Selon le responsable syndical, l’un des objectifs majeurs de cette réforme est de mettre fin à la confusion persistante dans les hôpitaux, où les patients peinent souvent à distinguer les différentes catégories de personnel.
« Nous avions demandé que chaque corporation soit clairement identifiée, avec une couleur bien distincte », a-t-il rappelé sur radio Victoire, soulignant que cette exigence figure désormais dans les décisions officiellement prises. Allusion faite à l’arrêté du 23 octobre 2024 portant réglementation de la tenue vestimentaire des agents hospitaliers du public, du privé et du confessionnel.
Uniformes disponibles pour les agents hospitaliers
Sur le plan logistique, le projet a franchi une étape décisive. On note que l’arrêté ministériel signé à l’époque par Prof Tchin Darre stipule en son article 7 que les formations sanitaires fournissent aux agents hospitaliers le kit vestimentaire nécessaire.
Dr Tsolenyanu indique que 21 000 à 22 000 tenues professionnelles sont déjà disponibles à l’usine de Datcha, sous la supervision du président du conseil, qui a par ailleurs décidé d’en offrir jusqu’à 40 000. La lettre est prise, la mesure est mise en application confirmant la disponibilité effective des équipements.
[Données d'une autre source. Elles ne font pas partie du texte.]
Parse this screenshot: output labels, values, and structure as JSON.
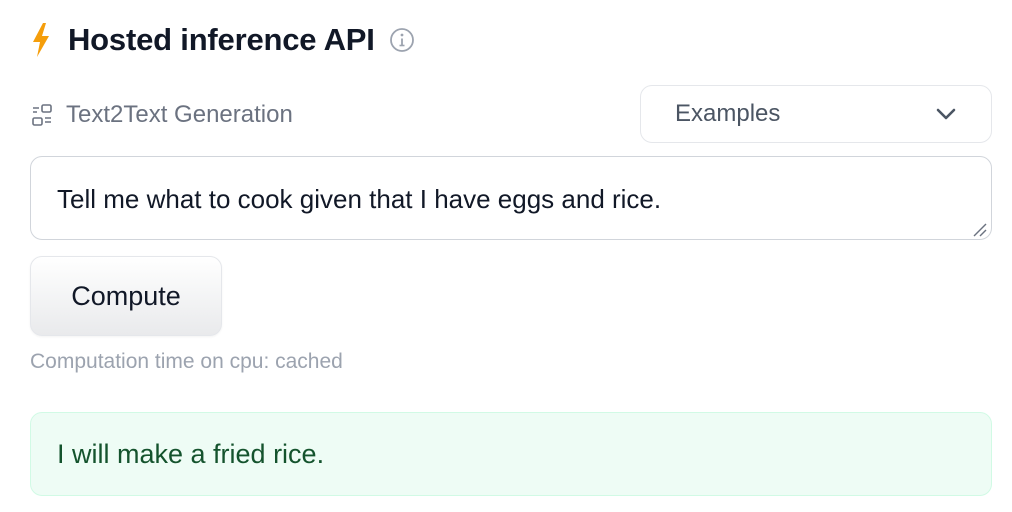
{
  "header": {
    "title": "Hosted inference API",
    "bolt_icon": "lightning-bolt-icon",
    "info_icon": "info-icon"
  },
  "task": {
    "icon": "task-icon",
    "label": "Text2Text Generation"
  },
  "examples": {
    "label": "Examples",
    "icon": "chevron-down-icon"
  },
  "input": {
    "value": "Tell me what to cook given that I have eggs and rice."
  },
  "compute": {
    "label": "Compute"
  },
  "computation_time": "Computation time on cpu: cached",
  "output": {
    "text": "I will make a fried rice."
  },
  "colors": {
    "accent": "#f59e0b",
    "output_bg": "#eefcf5",
    "output_text": "#14532d"
  }
}
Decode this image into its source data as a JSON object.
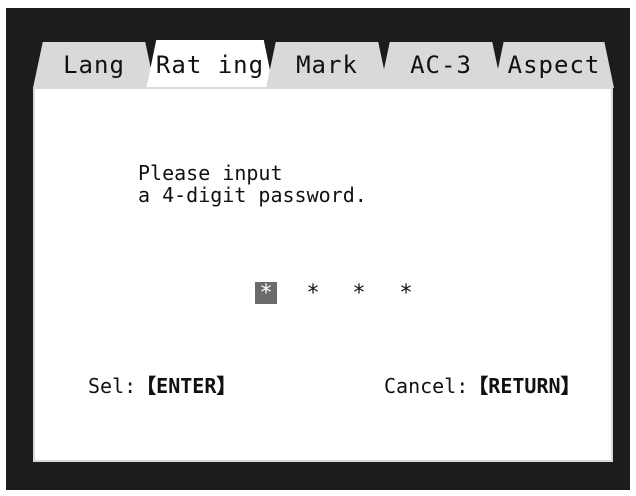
{
  "tabs": [
    {
      "label": "Lang"
    },
    {
      "label": "Rat ing"
    },
    {
      "label": "Mark"
    },
    {
      "label": "AC-3"
    },
    {
      "label": "Aspect"
    }
  ],
  "active_tab": "Rating",
  "prompt": {
    "line1": "Please input",
    "line2": "a 4-digit password."
  },
  "password": {
    "digits": [
      "*",
      "*",
      "*",
      "*"
    ],
    "selected_index": 0
  },
  "hints": {
    "select_label": "Sel:",
    "select_key": "【ENTER】",
    "cancel_label": "Cancel:",
    "cancel_key": "【RETURN】"
  },
  "colors": {
    "frame": "#1c1c1c",
    "tab_inactive": "#d9d9d9",
    "panel": "#ffffff",
    "selected_digit": "#6b6b6b"
  }
}
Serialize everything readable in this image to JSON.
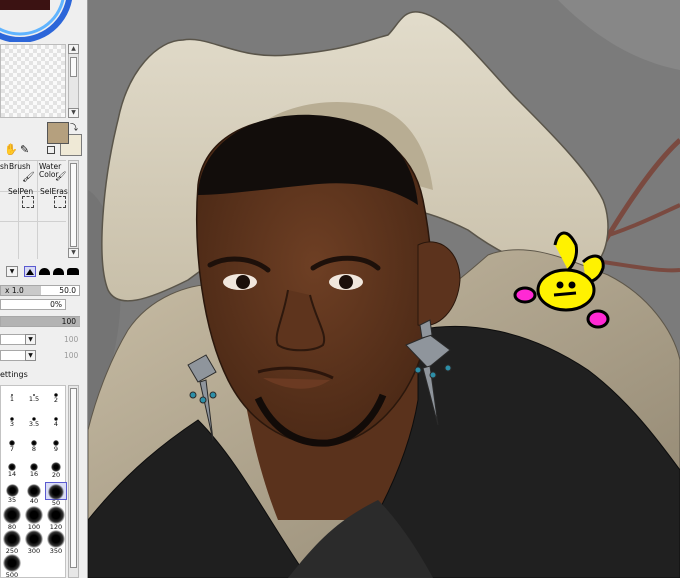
{
  "panel": {
    "tools": {
      "brush_prefix": "sh",
      "brush": "Brush",
      "water_color_line1": "Water",
      "water_color_line2": "Color",
      "selpen": "SelPen",
      "seleras": "SelEras"
    },
    "brush_size": {
      "multiplier": "x 1.0",
      "value": "50.0"
    },
    "min_size": {
      "value": "0%"
    },
    "density": {
      "value": "100"
    },
    "dropdown1": {
      "value": "100"
    },
    "dropdown2": {
      "value": "100"
    },
    "settings_label": "ettings",
    "size_presets": {
      "rows": [
        [
          "1",
          "1.5",
          "2"
        ],
        [
          "3",
          "3.5",
          "4"
        ],
        [
          "7",
          "8",
          "9"
        ],
        [
          "14",
          "16",
          "20"
        ],
        [
          "35",
          "40",
          "50"
        ],
        [
          "80",
          "100",
          "120"
        ],
        [
          "250",
          "300",
          "350"
        ],
        [
          "500",
          "",
          ""
        ]
      ],
      "selected": "50"
    }
  },
  "colors": {
    "primary": "#b5a07e",
    "secondary": "#efe9d6",
    "selection": "#5a5ad0",
    "bunny": "#fff200",
    "bunny_feet": "#ff29d4"
  }
}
Toutefois, le secrétaire général du SYNPHOT appelle à un déploiement méthodique sur le terrain, afin d’éviter toute confusion ou amalgame. Des concertations sont en cours avec le ministère de la Santé, notamment pour définir les modalités pratiques de distribution et d’utilisation des tenues professionnelles.
Dans la mise en œuvre progressive du projet, les centres hospitaliers universitaires (CHU) vont être prioritaires. « Nous avions souhaité que le CHU d’Espo soit le premier centre à bénéficier, suivi des autres CHU », a expliqué le Dr Tsolenyanu, avant d’envisager une extension aux autres structures sanitaires.
Au-delà de l’aspect vestimentaire, cette réforme vise un objectif plus large. Il est question de renforcer la transparence, la responsabilité et la qualité de l’accueil. Pour le syndicaliste, il est essentiel que chaque patient puisse identifier clairement la fonction de son interlocuteur. « Savoir qui est le médecin, qui est l’infirmier, qui est l’agent d’entretien », afin de pouvoir situer les responsabilités en cas de manquement ou de mauvaise conduite.
Le projet s’inscrit également dans une dynamique de lutte contre les inégalités et les traitements différenciés au sein du système hospitalier. « Il faut aboutir pour de bon, pour qu’il n’y ait plus de deux poids, deux mesures », a martelé Dr Tsolenyanu, évoquant la nécessité de clarifier les rôles et d’améliorer les relations entre patients et personnels de santé.